The treatment and what had appeared to be a promising therapeutic relationship ended abruptly when the patient relocated to another part of the country. For Oldham the case remains an object lesson in how not to treat a patient with BPD.
"Under no circumstances would I treat her today with psychoanalysis," Oldham said."
That's part of what I think happened with my ex. The NPD guy she's now seeing initially offered to act as her therapist (though he has absolutely no training as a therapist). They proceeded with free-association psychoanalysis, and she deteriorated. Then they began their affair. Her BPD symptoms are now far worse than in the years we were together. She believes that her "therapy" with this guy uncovered repressed material that had always been there and needed to be worked on, but the reality is that the pseudotherapy really f*cked her up. And she often does recognize that she's pretty psychologically messed up now. I did subsequently manage to engage her into proper DBT therapy (at a center that works predominantly with pwBPD), but she resisted the DBT therapy and wouldn't do the homework, and then dropped out.
I'm curious -- is the treatment for CPTSD similar? Generalized anxiety? Do they approach treatment from a shared perspective or so a distinct difference in how to approach the patient? In case you might find Dr. Marsha Linehan's story of interest, here's a NYTimes article discussing it. https://archive.ph/EbeNI
Traditional psychoanalysis can actually be detrimental with BPD patients.
Short excerpts from a couple articles:
"The patients that Dr. Stern was seeing appeared neurotic – with intact reality testing – on their first interview, but when they were put on the couch they got worse. Their lives unraveled and they became self-destructive as they were unable to grapple with the intense emotions that psychoanalysis brought up."
"So the prescription was classical psychoanalysis, calling for the patient to free associate while lying on the couch. "At first, she was friendly and cooperative, always on time and eager to talk about herself," Oldham recalled. "She engaged in the treatment and seemed to be benefitting from it."

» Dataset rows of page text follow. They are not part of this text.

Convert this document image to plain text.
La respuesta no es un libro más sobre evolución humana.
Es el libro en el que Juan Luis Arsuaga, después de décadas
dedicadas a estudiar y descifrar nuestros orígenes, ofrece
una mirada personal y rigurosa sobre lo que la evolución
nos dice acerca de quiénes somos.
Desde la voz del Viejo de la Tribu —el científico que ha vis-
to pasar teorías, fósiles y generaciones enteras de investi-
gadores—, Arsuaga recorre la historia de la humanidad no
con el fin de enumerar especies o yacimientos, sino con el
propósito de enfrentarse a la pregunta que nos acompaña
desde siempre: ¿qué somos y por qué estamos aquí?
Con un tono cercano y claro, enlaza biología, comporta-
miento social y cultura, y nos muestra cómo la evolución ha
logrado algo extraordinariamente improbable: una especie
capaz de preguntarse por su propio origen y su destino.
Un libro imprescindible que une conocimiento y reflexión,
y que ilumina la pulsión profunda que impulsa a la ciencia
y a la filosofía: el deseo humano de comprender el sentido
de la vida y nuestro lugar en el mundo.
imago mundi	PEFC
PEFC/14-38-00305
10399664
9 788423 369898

A couple of months into treatment, however, the patient made an announcement. "She said to me, ‘Here I am doing just what I've always done. I blithely rush into a relationship without even thinking about it, and I don't know you at all. How do I know I can trust you?’"
She began to demand of Oldham information about himself and about his training and blamed him for what she perceived as a treatment that wasn't working. "She became convinced I was keeping secrets from her and told me the problem was that I had been trained in a ‘fly-by-night’ school," he said. "In time, she would become absolutely enraged at me, regardless of what I said. And when I didn't give her an answer she wanted, it became proof that once again she had landed in the clutches of someone who was another disappointment and who might actually harm her."
The treatment and what had appeared to be a promising therapeutic relationship ended abruptly when the patient relocated to another part of the country. For Oldham the case remains an object lesson in how not to treat a patient with BPD.
"Under no circumstances would I treat her today with psychoanalysis," Oldham said."
That's part of what I think happened with my ex. The NPD guy she's now seeing initially offered to act as her therapist (though he has absolutely no training as a therapist). They proceeded with free-association psychoanalysis, and she deteriorated. Then they began their affair. Her BPD symptoms are now far worse than in the years we were together. She believes that her "therapy" with this guy uncovered repressed material that had always been there and needed to be worked on, but the reality is that the pseudotherapy really f*cked her up. And she often does recognize that she's pretty psychologically messed up now. I did subsequently manage to engage her into proper DBT therapy (at a center that works predominantly with pwBPD), but she resisted the DBT therapy and wouldn't do the homework, and then dropped out.